Brooks Mine, roughly 150 feet long with a ceiling that’s 7 feet tall, is open to the public for tours, thanks to Underground Miners. The nonprofit, started in 2002, works to preserve the state’s anthracite heritage archives, restore equipment, hold public events, and rehabilitate mines like the Brooks Mine.

Chris Murley, one of the group’s cofounders, said they got started by nosing around old, abandoned mines in the coal region.

“When I was in college, we just all wanted to explore old mines,” said Murley, a Tunkhannock, Wyoming County, resident.

Underground Miners approached Scranton about reopening the Brooks Mine in January 2022 and, after 18 months of work and 2,500 volunteer hours, the group had reinforced and lit the mine, along with building a 50-foot escape shaft now required by law. Murley, who worked in other tour mines in the region over the years, said Brooks was the first tour mine in the state.
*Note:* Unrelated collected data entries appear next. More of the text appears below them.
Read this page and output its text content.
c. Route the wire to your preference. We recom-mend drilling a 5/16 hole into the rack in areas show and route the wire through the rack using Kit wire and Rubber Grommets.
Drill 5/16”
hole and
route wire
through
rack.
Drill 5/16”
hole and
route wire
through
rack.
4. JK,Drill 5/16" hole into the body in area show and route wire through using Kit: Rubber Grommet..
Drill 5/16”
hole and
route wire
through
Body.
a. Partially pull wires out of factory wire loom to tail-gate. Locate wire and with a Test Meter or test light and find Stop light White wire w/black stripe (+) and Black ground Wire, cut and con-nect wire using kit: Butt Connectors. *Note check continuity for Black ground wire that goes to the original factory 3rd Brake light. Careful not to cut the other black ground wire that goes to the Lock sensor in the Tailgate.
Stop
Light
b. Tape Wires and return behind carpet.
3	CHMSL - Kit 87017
Murley said the total cost of the Brooks Mine restoration was approximately $30,000, all of it raised through donations from businesses and individuals. The cost to build the entire mine, around 1900, was $1,800. Members of Underground Miners will be on hand every Saturday, he said, to talk to visitors about the mine. Murley said the group was adamant about not charging admission.

“We don’t want to have to charge people to see history,” he said, “but we take donations.”

While Underground Miners has members who have actually worked in anthracite, it’s attracted historians, adventurers, and a high school chemistry teacher. Scott Kerkowski, who teaches at Lake Lehman High School in Luzerne County, was showing off a pneumatic drill miners would have used to help blast away rock. He joined the group in 2007 because, like many in the coal region, he had relatives who worked in the mines.

“There were a lot of ways to get hurt in the mines. It’s wild because back then, if you got hurt, there was no Social Security and no disability [benefits],” Kerkowski said. “You got hurt then, you were on your own.”

Devin Purcell, a group member from Shamokin, Northumberland County, said his interest in the region’s coal history began with walks in the woods.

“There were always cool things, abandoned out in the mountain, and I started to look into that a little more,” Purcell, 30, said. “Coal went through a time when it was just seen as a blight. All the buildings were torn. Nothing was preserved. Now, mining is being romanticized again, and not just a negative thing.”